Das Theater am Rand bietet seit 20 Jahren Kultur am entlegensten Winkel des Landes

Die Suche nach einem Geburtstagsgeschenk führt über die „Sachsenklinik“ geradewegs zur Zollbrücke an die Oder. Meine Mutter hält seit Jahren der nimmer endenden Leipziger Arztserie „In aller Freundschaft“ die Treue, in der Thomas Rühmann als Doktor Heilmann alle Patienten genesen lässt. Ursula Karusseit – die gute Seele der Heilmanns – mag sie ganz besonders. Schon seit die junge Karusseit in der DDR-Serie „Wege übers Land“ den Frauen auf der Nachkriegsflucht so ergreifend Gestalt gab. Also reift die Idee, ihr Ursula Karusseit live zu präsentieren. Die Reise geht bis an die Grenze des Brandenburger Ostens, flussbreit von Polen entfernt: ins Theater am Rand.

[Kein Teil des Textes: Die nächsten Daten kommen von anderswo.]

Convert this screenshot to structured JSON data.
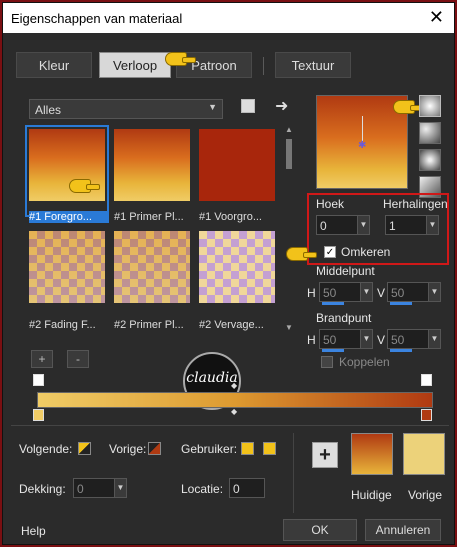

Unvergessen ist die Anfahrt in das flache Land, über das der Himmel immer tiefer fällt, die Luft irgendwie nach Ostsee schmeckt. Und plötzlich, da wo es nicht mehr weitergeht, der Fluss die Fahrt beendet: Genau an diesem entlegensten Winkel werden Busladungen von Menschen ausgeschüttet. Mitten hinein in dieses Theater im Nirgendwo, das in stiller Eintracht in das Reich der Natur eingewachsen scheint. Dicht gedrängt sitzen wenig später Zuschauer aller Generationen mit Krückstock oder Fahrradhelm auf den rustikalen Holzbänken unter dem selbstgezimmerten Dach, auf dem auch Blümchen wachsen. Die Luken sind weit geöffnet. Die Natur flutet in den Bühnenraum. Die Besucher schauen auf einen alten Kahn, der hier auf der Wiese gestrandet ist. Plötzlich tauchen vier Gestalten auf, kommen unter breiten Hutkrempen vom angrenzenden Feld auf das Theater zugelaufen, wie im Wilden Westen. Gespielt wird das Stück „Mitten in Amerika“, das nunmehr im Oderbruch verortet ist.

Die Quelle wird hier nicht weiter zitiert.